Têtes connues, amitiés souvent superficielles de gens que l'on aime à croiser au détour d'un verre mais que l'on inviterait pas chez soi. C'est pour ça que ces soirées sont toujours loin de ton nid.
Hey, Mel', you heard me?Hey, Mel, tu m'as écouté?
Rappelé à l'ordre par la réalité, le regard qui retombe sur ton ami. Sourire facile, sourire qui pique à la jalousie tous ses traits, l'envie d'en faire fulminer un autre de l'autre côté du bar. C'est malsain, c'est toxique, mais c'est plus fort que toi, la façon dont tu te rapproches juste de quelques millimètres, dont ton sourire se faire plus vipérin. Il n'y a que Jude pour te pousser à la jalousie de cette manière.
No, sorry, I got distracted. What were you saying?Non, désolé, j'ai été distrait. Qu'est-ce que tu disais?
Ah.
Le revoilà parti dans un grand laïus sur tu-ne-sais-quoi et dont tu te fous éperdument. Celui là n'a certainement pas inventé l'eau chaud, et n'a visiblement que son cul pour se rattraper, à défaut d'avoir un tantinet d'intérêt pour les gens autour de lui. Mal choisi, visiblement. Mais tu n'étais pas particulièrement sélectif quand il s'agissait de trouver quelqu'un pour remplacer l'image dans ton crâne. L'esprit qui part ailleurs, fait mine de t'intéresser à ce qu'il te raconte entre deux bouffées du joint qui se tient dans ta main libre.

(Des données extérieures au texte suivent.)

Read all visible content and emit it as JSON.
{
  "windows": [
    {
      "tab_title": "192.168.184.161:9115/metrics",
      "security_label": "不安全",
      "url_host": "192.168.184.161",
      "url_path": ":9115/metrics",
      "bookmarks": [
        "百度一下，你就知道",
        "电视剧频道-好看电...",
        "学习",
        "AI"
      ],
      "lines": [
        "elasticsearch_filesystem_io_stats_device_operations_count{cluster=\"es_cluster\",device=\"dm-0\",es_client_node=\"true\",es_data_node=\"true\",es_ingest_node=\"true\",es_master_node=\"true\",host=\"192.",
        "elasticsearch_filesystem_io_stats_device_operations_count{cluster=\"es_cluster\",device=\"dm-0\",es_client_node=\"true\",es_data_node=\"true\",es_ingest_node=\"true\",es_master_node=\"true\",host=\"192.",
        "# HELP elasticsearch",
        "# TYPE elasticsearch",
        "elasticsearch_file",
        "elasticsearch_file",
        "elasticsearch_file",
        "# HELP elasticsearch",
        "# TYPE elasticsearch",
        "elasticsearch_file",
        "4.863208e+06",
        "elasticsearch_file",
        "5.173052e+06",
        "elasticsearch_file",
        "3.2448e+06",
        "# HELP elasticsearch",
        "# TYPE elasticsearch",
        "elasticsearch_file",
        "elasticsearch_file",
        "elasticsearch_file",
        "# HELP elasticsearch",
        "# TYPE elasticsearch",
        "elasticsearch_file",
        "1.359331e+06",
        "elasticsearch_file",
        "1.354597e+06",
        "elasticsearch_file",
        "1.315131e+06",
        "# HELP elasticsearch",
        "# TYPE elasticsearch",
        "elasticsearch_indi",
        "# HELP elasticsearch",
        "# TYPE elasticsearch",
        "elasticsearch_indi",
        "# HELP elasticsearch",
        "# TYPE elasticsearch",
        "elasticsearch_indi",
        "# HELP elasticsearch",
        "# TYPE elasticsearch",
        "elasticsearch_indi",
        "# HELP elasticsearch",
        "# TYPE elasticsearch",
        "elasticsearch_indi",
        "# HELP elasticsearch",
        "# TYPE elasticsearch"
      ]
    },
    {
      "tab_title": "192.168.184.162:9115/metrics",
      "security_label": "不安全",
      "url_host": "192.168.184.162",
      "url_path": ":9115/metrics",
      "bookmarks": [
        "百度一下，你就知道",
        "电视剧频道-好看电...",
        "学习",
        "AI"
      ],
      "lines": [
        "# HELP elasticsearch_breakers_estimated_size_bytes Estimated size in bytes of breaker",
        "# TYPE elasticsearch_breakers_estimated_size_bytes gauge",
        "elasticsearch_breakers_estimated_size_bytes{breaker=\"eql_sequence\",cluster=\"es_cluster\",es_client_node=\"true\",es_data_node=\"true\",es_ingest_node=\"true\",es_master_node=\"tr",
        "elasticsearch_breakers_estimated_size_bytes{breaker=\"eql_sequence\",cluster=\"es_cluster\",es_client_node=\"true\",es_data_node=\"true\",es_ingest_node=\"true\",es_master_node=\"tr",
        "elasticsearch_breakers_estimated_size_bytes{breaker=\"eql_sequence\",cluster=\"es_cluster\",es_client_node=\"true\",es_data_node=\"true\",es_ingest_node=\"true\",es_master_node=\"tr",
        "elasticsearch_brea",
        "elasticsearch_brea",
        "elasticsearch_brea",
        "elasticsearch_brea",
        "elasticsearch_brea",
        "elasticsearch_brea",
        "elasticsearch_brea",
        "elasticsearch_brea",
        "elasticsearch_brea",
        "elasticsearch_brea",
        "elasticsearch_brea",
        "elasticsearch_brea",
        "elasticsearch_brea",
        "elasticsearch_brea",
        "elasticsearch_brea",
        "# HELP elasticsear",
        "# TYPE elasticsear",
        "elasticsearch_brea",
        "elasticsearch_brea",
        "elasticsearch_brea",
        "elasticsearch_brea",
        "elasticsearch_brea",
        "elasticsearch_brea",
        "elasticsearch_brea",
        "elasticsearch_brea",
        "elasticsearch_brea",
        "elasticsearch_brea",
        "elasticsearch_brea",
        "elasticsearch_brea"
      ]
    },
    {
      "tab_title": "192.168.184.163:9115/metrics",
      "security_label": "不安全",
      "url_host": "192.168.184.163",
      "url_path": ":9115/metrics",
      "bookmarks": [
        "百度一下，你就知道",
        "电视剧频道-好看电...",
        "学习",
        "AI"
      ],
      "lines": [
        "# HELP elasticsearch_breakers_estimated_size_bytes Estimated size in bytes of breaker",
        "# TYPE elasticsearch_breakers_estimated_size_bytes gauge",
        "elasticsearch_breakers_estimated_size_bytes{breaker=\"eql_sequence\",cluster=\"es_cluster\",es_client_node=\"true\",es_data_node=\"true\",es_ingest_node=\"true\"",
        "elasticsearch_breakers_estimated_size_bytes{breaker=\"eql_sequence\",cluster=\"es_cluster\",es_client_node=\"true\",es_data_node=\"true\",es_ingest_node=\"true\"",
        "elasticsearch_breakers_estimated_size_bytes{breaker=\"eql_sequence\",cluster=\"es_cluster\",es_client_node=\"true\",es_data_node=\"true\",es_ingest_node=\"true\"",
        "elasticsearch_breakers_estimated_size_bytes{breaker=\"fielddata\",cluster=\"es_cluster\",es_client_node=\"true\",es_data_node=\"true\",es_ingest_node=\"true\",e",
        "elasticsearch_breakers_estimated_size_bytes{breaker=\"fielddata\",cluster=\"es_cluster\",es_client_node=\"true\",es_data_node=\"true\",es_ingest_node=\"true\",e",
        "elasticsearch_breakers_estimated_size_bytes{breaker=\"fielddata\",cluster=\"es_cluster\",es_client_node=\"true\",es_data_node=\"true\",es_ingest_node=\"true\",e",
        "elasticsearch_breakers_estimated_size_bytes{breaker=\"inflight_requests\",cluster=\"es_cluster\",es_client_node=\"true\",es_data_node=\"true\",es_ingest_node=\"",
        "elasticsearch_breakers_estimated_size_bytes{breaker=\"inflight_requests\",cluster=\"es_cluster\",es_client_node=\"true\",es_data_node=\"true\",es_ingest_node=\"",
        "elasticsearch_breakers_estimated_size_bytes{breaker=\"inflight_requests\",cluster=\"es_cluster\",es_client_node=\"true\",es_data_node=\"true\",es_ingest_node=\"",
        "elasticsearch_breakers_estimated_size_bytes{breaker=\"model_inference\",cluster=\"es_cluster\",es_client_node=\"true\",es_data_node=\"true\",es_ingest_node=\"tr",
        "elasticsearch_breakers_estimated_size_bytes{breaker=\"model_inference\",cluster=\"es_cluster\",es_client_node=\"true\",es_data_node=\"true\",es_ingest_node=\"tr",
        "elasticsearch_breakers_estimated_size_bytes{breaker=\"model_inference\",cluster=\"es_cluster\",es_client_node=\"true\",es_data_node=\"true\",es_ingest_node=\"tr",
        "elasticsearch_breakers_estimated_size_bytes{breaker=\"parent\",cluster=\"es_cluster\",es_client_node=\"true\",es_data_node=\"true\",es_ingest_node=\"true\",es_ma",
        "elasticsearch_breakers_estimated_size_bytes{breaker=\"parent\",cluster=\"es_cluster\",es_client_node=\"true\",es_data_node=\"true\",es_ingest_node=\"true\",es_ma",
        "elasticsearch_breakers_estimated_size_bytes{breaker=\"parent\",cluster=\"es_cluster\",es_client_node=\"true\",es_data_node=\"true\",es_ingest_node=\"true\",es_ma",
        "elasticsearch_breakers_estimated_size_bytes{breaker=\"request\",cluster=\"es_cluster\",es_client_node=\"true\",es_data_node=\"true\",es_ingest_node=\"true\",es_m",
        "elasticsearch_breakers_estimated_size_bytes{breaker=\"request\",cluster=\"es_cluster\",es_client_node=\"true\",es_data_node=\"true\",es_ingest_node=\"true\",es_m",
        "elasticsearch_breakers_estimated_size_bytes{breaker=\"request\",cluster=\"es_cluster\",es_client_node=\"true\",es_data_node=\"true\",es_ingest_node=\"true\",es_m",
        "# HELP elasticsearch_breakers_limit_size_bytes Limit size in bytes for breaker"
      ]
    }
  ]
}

Le regard retombe sur Jude, inévitablement, un petit sourire marquant à peine tes lèvres, conscient que la présence de Brendan est un problème, pour tout le monde. Mais tu peux pas t'empêcher, malgré ce sourire que tu dois à la conversation que tu n'écoutes plus, de sentir les muscles se tendre. Trop proche pour ton confort, trop trop proche. C'est malsain, c'est pas correct.
Putain, tu le sais pourtant.
Tu détournes le regard, reporte ton attention sur ton martini, oublie complètement le laïus devenu presque intemporel à tes côtés. Bordel que ça t'énerve, tu n'aimes pas la façon dont tes nerfs se tendent si facilement quand quelqu'un est trop proche de lui. Ça t'énerve et pourtant tu ne fais rien. Tu ne fais rien parce que votre amitié compte plus que tout.
Pendant un instant, tu as l'impression que ton camarade du soir a fini de parler, mais c'est seulement parce que tu vois Jude à sa place. Ton regard tombe un instant sur le sien, puis sur celui qui s'est finalement détourné, un petit sourire sur tes lèvres avant de retrouver le regard de Jude.
Thank you. A friend gave me a tip about this place. It's pretty nice I gotta say. The music's good, the alcohol not so bad.Merci. Une amie m'a donné l'indice à propos de ce lieu. C'est plutôt sympa je dois dire. La musique est sympa, l'alcool pas pire.
And it's always better when you're there.Mots sur le bout de la langue, mais tu te contentes de sourire, d'attirer le joint à tes lèvres, d'en expier la fumée par les narines, à l'image du dragon qui se tient sur le logo de l'établissement. Ta langue passe sur tes lèvres, un instant, un sourire qui ne faiblit pas à sa question. Oh, c'est tout sauf sage, c'est tout sauf innocent. Tu le vois bien, comme tu vois bien comme ta mâchoire s'est détendue depuis qu'il est là, loin de l'autre pécore.
Just a friend. Got a nice ass, though.Juste un ami. Il a un cul sympa, ceci dit.
Jouer avec le feu, peut-être te brûler un peu le bout des doigts. Sans doute.
Saw you with Brendan. Still as irritating as ever?Je t'ai vu avec Brendan. Toujours aussi irritant?
Nouvelle bouffée, le regard qui se fixe sur lui, cherche la flamme dans ses yeux, cherche à voir s'il valsera du même venin que toi. Cette valse toxique dans laquelle vous dansez depuis des années sans jamais faire le pas qu'il manque pour réellement couper ce cycle flingué qui vous entrelace sans jamais se toucher, accentué depuis quelques semaines.
I should start telling people to stop invitating him.Je devrais vraiment dire aux gens d'arrêter de l'inviter.